As shown in figure a lens has formed by using convex surface and concave surface. Consider On one side and another side respectively. Now we need to find out the focal length of a given lens.
$\dfrac{1}{f}=\left( \dfrac{{{\mu }_{2}}}{{{\mu }_{1}}}-1 \right)\left( \dfrac{1}{{{R}_{1}}}-\dfrac{1}{{{R}_{2}}} \right)......\left( 1 \right)$
In the question it has given that curvature of both the lens is R. Let ${{\mu }_{2}}=\mu $ be the refractive index of lens formed from convex and concave mirror (shown in figure) and let ${{\mu }_{1}}=1$ be the refractive index of air i.e. surrounding medium of lens.
Then equation (1) can be written as,
$\begin{align}
  & \dfrac{1}{f}=\left( {{\mu }_{2}}-1 \right)\left( \dfrac{1}{{{R}_{1}}}-\dfrac{1}{{{R}_{2}}} \right) \\
 & \therefore \dfrac{1}{f}=\left( \mu -1 \right)\left( \dfrac{1}{R}-\dfrac{1}{R} \right) \\
 & \therefore \dfrac{1}{f}=\left( \mu -1 \right)\left( 0 \right) \\
 & \therefore \dfrac{1}{f}=0 \\
 & \therefore f=\infty \\
\end{align}$
Hence, focal length of the lens is infinity.

Therefore the correct option is (D).

Additional Information:
The formula showing the relation between focal length (f) distance of object (u) and distance of image (v) is known as lens formula which is given as,
$\dfrac{1}{f}=\dfrac{1}{v}-\dfrac{1}{u}$
The lens formula is the same for any spherical lens and any distance of the object from the lens.it is however necessary to use the sign convention properly. According to Cartesian sign convention, the optical center (O) is taken to be the origin. Consider the principal axis in the x-axis of frame of reference. The sign convention is given as follows.
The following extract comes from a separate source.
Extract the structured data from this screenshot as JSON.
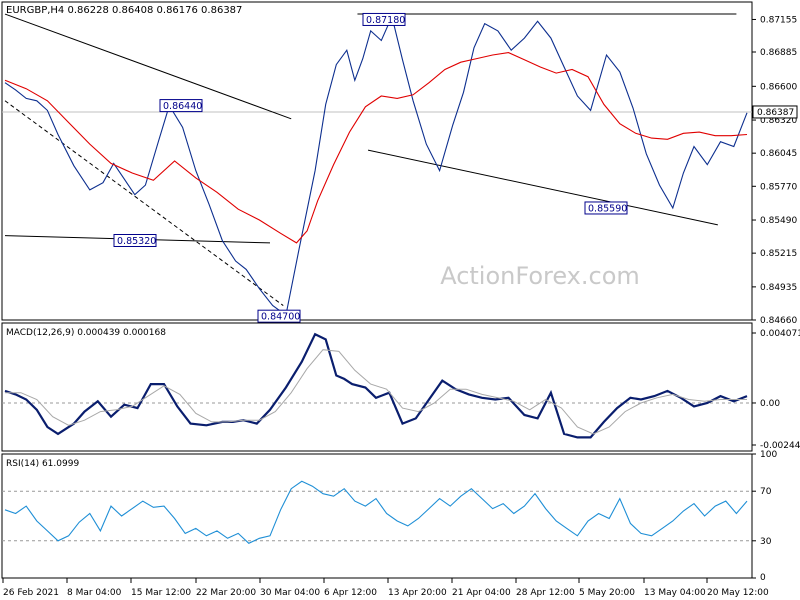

1) The object will always be placed on the left of the lens. All distances parallel to the principal axis are measured from the optical center (O).
2) Distance measured on the right side of the lens will be taken as positive whereas distance measured on the left side of the lens will be taken as negative.
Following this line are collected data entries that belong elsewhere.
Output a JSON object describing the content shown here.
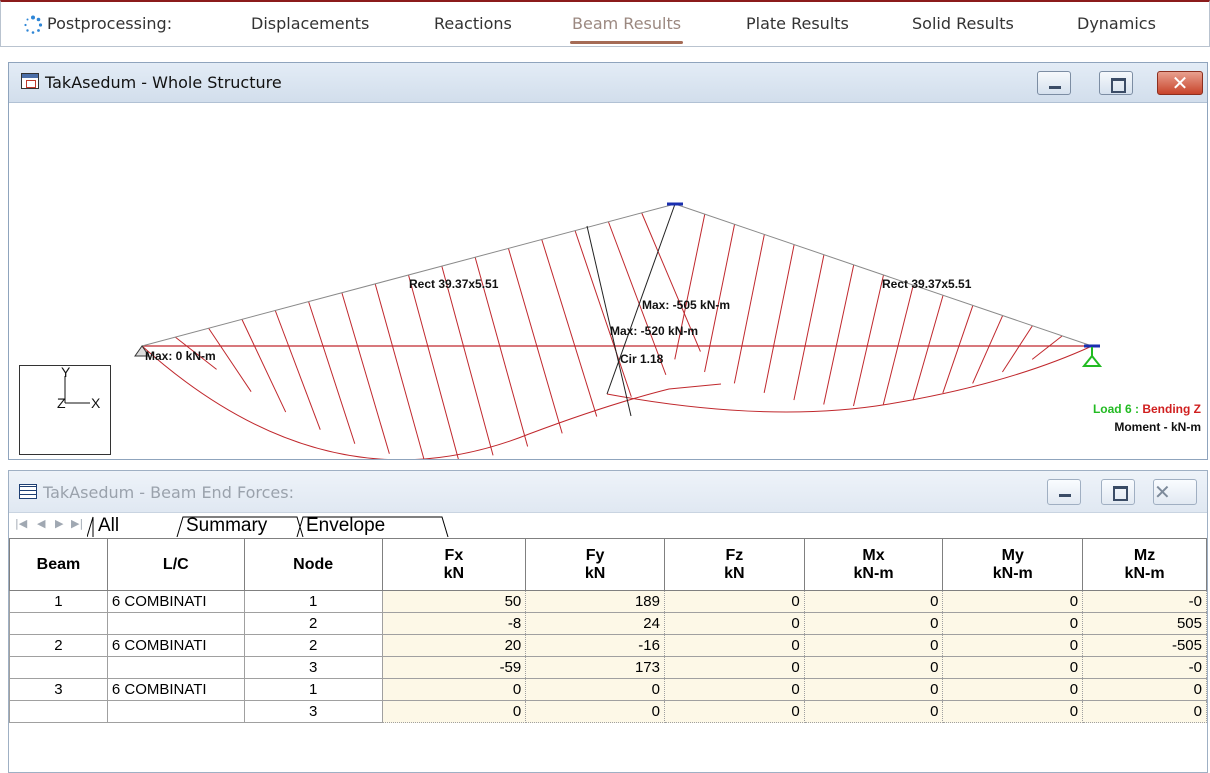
{
  "postprocessing": {
    "label": "Postprocessing:",
    "tabs": [
      {
        "label": "Displacements"
      },
      {
        "label": "Reactions"
      },
      {
        "label": "Beam Results"
      },
      {
        "label": "Plate Results"
      },
      {
        "label": "Solid Results"
      },
      {
        "label": "Dynamics"
      }
    ],
    "active_tab": "Beam Results"
  },
  "structure_window": {
    "title": "TakAsedum - Whole Structure",
    "annotations": {
      "section_left": "Rect 39.37x5.51",
      "section_right": "Rect 39.37x5.51",
      "max_top": "Max: -505 kN-m",
      "max_mid": "Max: -520 kN-m",
      "max_left": "Max: 0 kN-m",
      "cir": "Cir 1.18"
    },
    "axes": {
      "y": "Y",
      "z": "Z",
      "x": "X"
    },
    "legend": {
      "load": "Load 6 :",
      "type": "Bending Z",
      "units": "Moment - kN-m"
    },
    "colors": {
      "diagram": "#c0282d",
      "member": "#c0282d",
      "support": "#22bb22",
      "load_text": "#22bb22",
      "bending_text": "#d01f1f"
    }
  },
  "forces_window": {
    "title": "TakAsedum - Beam End Forces:",
    "sheet_tabs": [
      "All",
      "Summary",
      "Envelope"
    ],
    "columns": [
      {
        "l1": "Beam",
        "l2": ""
      },
      {
        "l1": "L/C",
        "l2": ""
      },
      {
        "l1": "Node",
        "l2": ""
      },
      {
        "l1": "Fx",
        "l2": "kN"
      },
      {
        "l1": "Fy",
        "l2": "kN"
      },
      {
        "l1": "Fz",
        "l2": "kN"
      },
      {
        "l1": "Mx",
        "l2": "kN-m"
      },
      {
        "l1": "My",
        "l2": "kN-m"
      },
      {
        "l1": "Mz",
        "l2": "kN-m"
      }
    ],
    "rows": [
      {
        "beam": "1",
        "lc": "6 COMBINATI",
        "node": "1",
        "fx": "50",
        "fy": "189",
        "fz": "0",
        "mx": "0",
        "my": "0",
        "mz": "-0"
      },
      {
        "beam": "",
        "lc": "",
        "node": "2",
        "fx": "-8",
        "fy": "24",
        "fz": "0",
        "mx": "0",
        "my": "0",
        "mz": "505"
      },
      {
        "beam": "2",
        "lc": "6 COMBINATI",
        "node": "2",
        "fx": "20",
        "fy": "-16",
        "fz": "0",
        "mx": "0",
        "my": "0",
        "mz": "-505"
      },
      {
        "beam": "",
        "lc": "",
        "node": "3",
        "fx": "-59",
        "fy": "173",
        "fz": "0",
        "mx": "0",
        "my": "0",
        "mz": "-0"
      },
      {
        "beam": "3",
        "lc": "6 COMBINATI",
        "node": "1",
        "fx": "0",
        "fy": "0",
        "fz": "0",
        "mx": "0",
        "my": "0",
        "mz": "0"
      },
      {
        "beam": "",
        "lc": "",
        "node": "3",
        "fx": "0",
        "fy": "0",
        "fz": "0",
        "mx": "0",
        "my": "0",
        "mz": "0"
      }
    ]
  }
}
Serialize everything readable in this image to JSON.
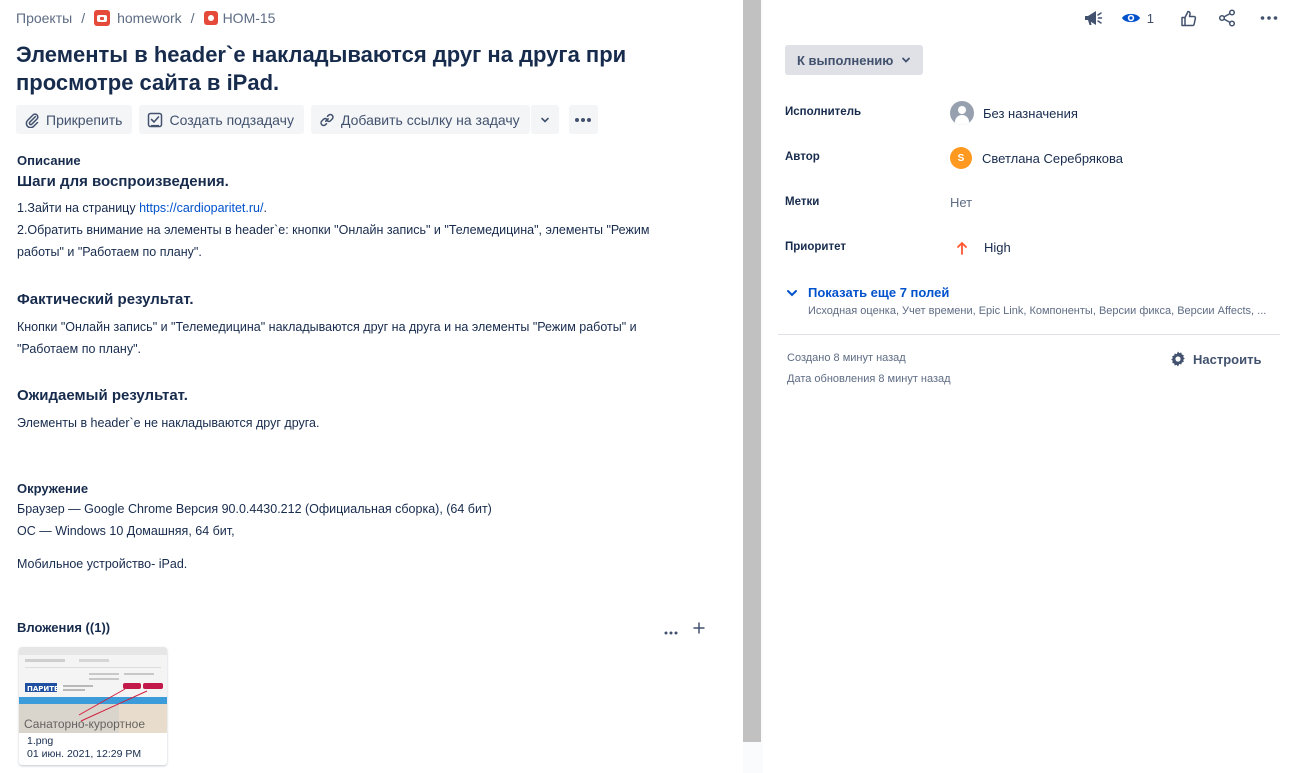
{
  "breadcrumb": {
    "projects": "Проекты",
    "project": "homework",
    "issue_key": "HOM-15"
  },
  "issue": {
    "title": "Элементы в header`е накладываются друг на друга при просмотре сайта в iPad."
  },
  "toolbar": {
    "attach": "Прикрепить",
    "subtask": "Создать подзадачу",
    "link": "Добавить ссылку на задачу"
  },
  "description": {
    "label": "Описание",
    "steps_heading": "Шаги для воспроизведения.",
    "step1_prefix": "1.Зайти на страницу ",
    "step1_link": "https://cardioparitet.ru/",
    "step1_suffix": ".",
    "step2": "2.Обратить внимание на элементы в header`е: кнопки \"Онлайн запись\" и \"Телемедицина\", элементы \"Режим работы\" и \"Работаем по плану\".",
    "actual_heading": "Фактический результат.",
    "actual_text": "Кнопки \"Онлайн запись\" и \"Телемедицина\" накладываются друг на друга и на  элементы \"Режим работы\" и \"Работаем по плану\".",
    "expected_heading": "Ожидаемый результат.",
    "expected_text": "Элементы в header`е не накладываются друг друга."
  },
  "environment": {
    "label": "Окружение",
    "browser": "Браузер —  Google Chrome Версия 90.0.4430.212 (Официальная сборка), (64 бит)",
    "os": "ОС — Windows 10 Домашняя, 64 бит,",
    "device": "Мобильное устройство- iPad."
  },
  "attachments": {
    "label": "Вложения ((1))",
    "items": [
      {
        "filename": "1.png",
        "date": "01 июн. 2021, 12:29 PM",
        "preview_text": "Санаторно-курортное",
        "preview_logo": "ПАРИТЕТ"
      }
    ]
  },
  "sidebar": {
    "watch_count": "1",
    "status": "К выполнению",
    "fields": {
      "assignee_label": "Исполнитель",
      "assignee_value": "Без назначения",
      "reporter_label": "Автор",
      "reporter_value": "Светлана Серебрякова",
      "reporter_initial": "S",
      "labels_label": "Метки",
      "labels_value": "Нет",
      "priority_label": "Приоритет",
      "priority_value": "High"
    },
    "more_fields_link": "Показать еще 7 полей",
    "more_fields_list": "Исходная оценка, Учет времени, Epic Link, Компоненты, Версии фикса, Версии Affects, ...",
    "created": "Создано 8 минут назад",
    "updated": "Дата обновления 8 минут назад",
    "configure": "Настроить"
  },
  "colors": {
    "link": "#0052cc",
    "priority_high": "#ff5630",
    "project_icon": "#e5493a",
    "avatar_reporter": "#ff991f"
  }
}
3) Distance perpendicular to the principal axis and above it will be taken as positive while below it is taken as negative.
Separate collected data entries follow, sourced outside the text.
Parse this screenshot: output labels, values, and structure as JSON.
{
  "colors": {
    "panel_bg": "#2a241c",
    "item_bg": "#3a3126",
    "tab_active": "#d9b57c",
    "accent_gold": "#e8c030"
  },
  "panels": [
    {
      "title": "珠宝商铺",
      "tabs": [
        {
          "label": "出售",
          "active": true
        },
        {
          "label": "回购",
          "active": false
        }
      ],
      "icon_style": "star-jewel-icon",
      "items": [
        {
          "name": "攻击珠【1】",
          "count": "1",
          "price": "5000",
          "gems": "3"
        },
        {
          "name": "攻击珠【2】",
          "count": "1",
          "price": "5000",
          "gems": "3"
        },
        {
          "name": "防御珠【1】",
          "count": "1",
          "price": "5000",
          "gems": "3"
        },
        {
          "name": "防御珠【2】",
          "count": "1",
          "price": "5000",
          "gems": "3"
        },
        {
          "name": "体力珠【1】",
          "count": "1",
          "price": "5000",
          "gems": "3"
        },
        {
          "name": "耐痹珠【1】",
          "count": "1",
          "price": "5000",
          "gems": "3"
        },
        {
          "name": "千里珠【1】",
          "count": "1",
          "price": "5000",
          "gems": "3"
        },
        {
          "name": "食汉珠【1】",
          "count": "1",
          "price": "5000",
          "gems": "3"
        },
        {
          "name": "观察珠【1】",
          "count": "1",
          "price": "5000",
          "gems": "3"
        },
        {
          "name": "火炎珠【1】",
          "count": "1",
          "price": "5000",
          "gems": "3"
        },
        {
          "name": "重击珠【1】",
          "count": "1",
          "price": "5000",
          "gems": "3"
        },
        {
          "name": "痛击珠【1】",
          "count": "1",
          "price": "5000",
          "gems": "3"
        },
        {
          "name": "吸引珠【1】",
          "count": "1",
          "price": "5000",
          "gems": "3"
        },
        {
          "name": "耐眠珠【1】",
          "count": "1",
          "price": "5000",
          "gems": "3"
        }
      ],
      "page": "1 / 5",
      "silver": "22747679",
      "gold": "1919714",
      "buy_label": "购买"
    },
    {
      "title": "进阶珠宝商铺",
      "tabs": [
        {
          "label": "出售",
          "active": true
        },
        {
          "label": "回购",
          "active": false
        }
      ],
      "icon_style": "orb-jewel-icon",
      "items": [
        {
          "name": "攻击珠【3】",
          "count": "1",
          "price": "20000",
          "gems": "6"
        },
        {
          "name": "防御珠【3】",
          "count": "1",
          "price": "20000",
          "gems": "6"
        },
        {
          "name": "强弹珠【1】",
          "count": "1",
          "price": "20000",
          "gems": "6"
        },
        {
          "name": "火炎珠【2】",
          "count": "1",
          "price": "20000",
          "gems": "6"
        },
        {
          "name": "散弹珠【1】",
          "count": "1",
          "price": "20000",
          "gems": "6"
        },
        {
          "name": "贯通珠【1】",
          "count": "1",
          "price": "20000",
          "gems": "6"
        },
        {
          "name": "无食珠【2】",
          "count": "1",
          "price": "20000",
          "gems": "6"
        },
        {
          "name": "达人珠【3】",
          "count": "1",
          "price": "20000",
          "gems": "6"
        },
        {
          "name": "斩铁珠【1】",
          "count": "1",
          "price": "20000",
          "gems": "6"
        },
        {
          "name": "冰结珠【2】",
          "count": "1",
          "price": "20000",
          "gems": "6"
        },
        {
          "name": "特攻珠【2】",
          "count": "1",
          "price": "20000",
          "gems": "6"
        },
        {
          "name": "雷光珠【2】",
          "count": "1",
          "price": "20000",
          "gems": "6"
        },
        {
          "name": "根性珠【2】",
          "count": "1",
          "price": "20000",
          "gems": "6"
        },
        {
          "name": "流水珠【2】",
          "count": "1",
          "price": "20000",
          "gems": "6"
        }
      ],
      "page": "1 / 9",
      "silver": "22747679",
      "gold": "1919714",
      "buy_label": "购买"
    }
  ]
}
4) Focal length of convex lens will be positive while that of convex lens will be taken as negative.

Note:
Lens maker formula is given in equation formula is applicable only when the surrounding medium will be air. If the object is at infinity then its image is formed at the focal point. I.e. if $u=\infty $ then v=f then lens maker formula is
$\dfrac{1}{f}=\left( \dfrac{{{\mu }_{2}}}{{{\mu }_{1}}}-1 \right)\left( \dfrac{1}{{{R}_{1}}}-\dfrac{1}{{{R}_{2}}} \right)$
If thin lens are dipped in water or any other medium then focal length of lens will be change lens of any desired focal length can be produced by choosing proper values of ${{R}_{1}},\text{ }{{R}_{2}},\text{ }{{\mu }_{1}}\text{ }and\text{ }{{\mu }_{2}}$.